Today's business climate is very competitive and there are demands coming from everywhere and everyone. There is constant and unrelenting pressure to improve: performance, sustainability, and innovation. These improvements are at the heart of Operational Excellence and are vital for companies to compete and succeed. However, the pursuit of operational excellence can end up becoming a means to itself.

What a company focuses on often decides what kinds of outcomes happen. If you want to improve quality then adopting ISO 9000 may help you get there. However, if you adopt ISO 9000, by itself, it will not likely improve your quality. The same is true for operational excellence. The drive for operational excellence can end up becoming a series of projects to be completed while losing sight of the overall outcomes for the company.

A casualty of this approach are the workers who are responsible to make improvements happen. And out of this group, the ones that feel most responsible are the ones that are most affected.

Workers who feel responsible are often the most loyal to the organization and are the key supporters of improvement initiatives. They are the ones who understand how changes may impact those they work with. They understand not only how a change will impact what a person does, but as importantly, how it affects how they think and feel about the work they are doing. They are the ones who bring empathy into the discussion. Unfortunately, too often, people who show these kinds of insights are dismissed as projects soldier on towards completing the next improvement initiative.

To make improvements stick it is important to not lose sight of the fact that people are responsible to make them happen. LEAN talks about this in terms of having respect for people. Design thinking calls this as the need to "Empathize". In fact, it suggests that empathy is the starting point for innovation which is exactly what companies need to improve operational excellence.

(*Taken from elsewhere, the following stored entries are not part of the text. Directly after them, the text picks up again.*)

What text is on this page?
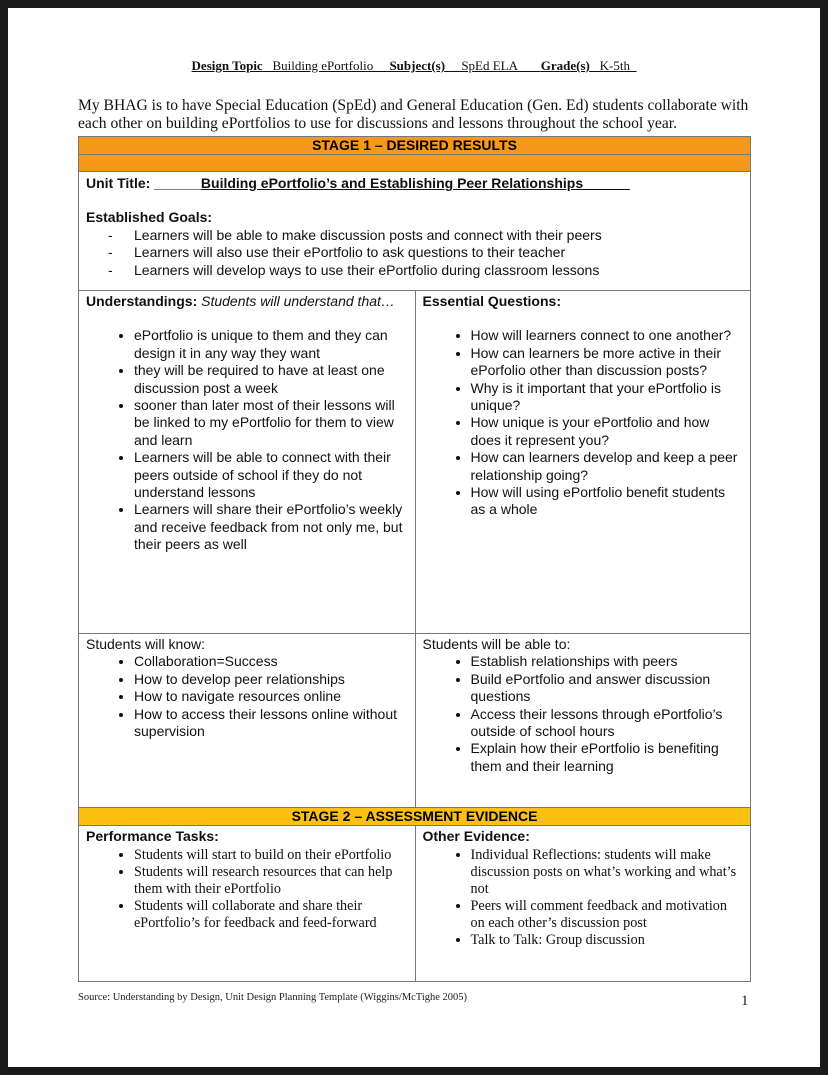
Design Topic _Building ePortfolio__ Subject(s) __SpEd ELA___ Grade(s) _K-5th_
My BHAG is to have Special Education (SpEd) and General Education (Gen. Ed) students collaborate with each other on building ePortfolios to use for discussions and lessons throughout the school year.
STAGE 1 – DESIRED RESULTS
Unit Title: ______Building ePortfolio’s and Establishing Peer Relationships______
Established Goals:
- Learners will be able to make discussion posts and connect with their peers
- Learners will also use their ePortfolio to ask questions to their teacher
- Learners will develop ways to use their ePortfolio during classroom lessons
Understandings: Students will understand that…
• ePortfolio is unique to them and they can design it in any way they want
• they will be required to have at least one discussion post a week
• sooner than later most of their lessons will be linked to my ePortfolio for them to view and learn
• Learners will be able to connect with their peers outside of school if they do not understand lessons
• Learners will share their ePortfolio’s weekly and receive feedback from not only me, but their peers as well
Essential Questions:
• How will learners connect to one another?
• How can learners be more active in their ePorfolio other than discussion posts?
• Why is it important that your ePortfolio is unique?
• How unique is your ePortfolio and how does it represent you?
• How can learners develop and keep a peer relationship going?
• How will using ePortfolio benefit students as a whole
Students will know:
• Collaboration=Success
• How to develop peer relationships
• How to navigate resources online
• How to access their lessons online without supervision
Students will be able to:
• Establish relationships with peers
• Build ePortfolio and answer discussion questions
• Access their lessons through ePortfolio’s outside of school hours
• Explain how their ePortfolio is benefiting them and their learning
STAGE 2 – ASSESSMENT EVIDENCE
Performance Tasks:
• Students will start to build on their ePortfolio
• Students will research resources that can help them with their ePortfolio
• Students will collaborate and share their ePortfolio’s for feedback and feed-forward
Other Evidence:
• Individual Reflections: students will make discussion posts on what’s working and what’s not
• Peers will comment feedback and motivation on each other’s discussion post
• Talk to Talk: Group discussion
Source: Understanding by Design, Unit Design Planning Template (Wiggins/McTighe 2005)	1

Tim Cook, CEO at Apple, made the following statement at the 2017 commencement address at MIT:

"When you keep people at the center of what you do, it can impact."

The pursuit of operational excellence is crucial to organizations. To achieve better outcomes for both productivity and safety, companies must innovate. This will require change and not only once but on-going. Let's remember that at the center of these changes are people and they are the ones that make each improvement a reality.

Plan-Do-Check-Act Questions:

  1. In what ways does your operational excellence program respect people?

  2. What would it look like if people were the center of improvement initiatives?

  3. How can empathy be incorporated more in how you approach continuous improvement?

  4. What step can you take to improve your approach to operational excellence?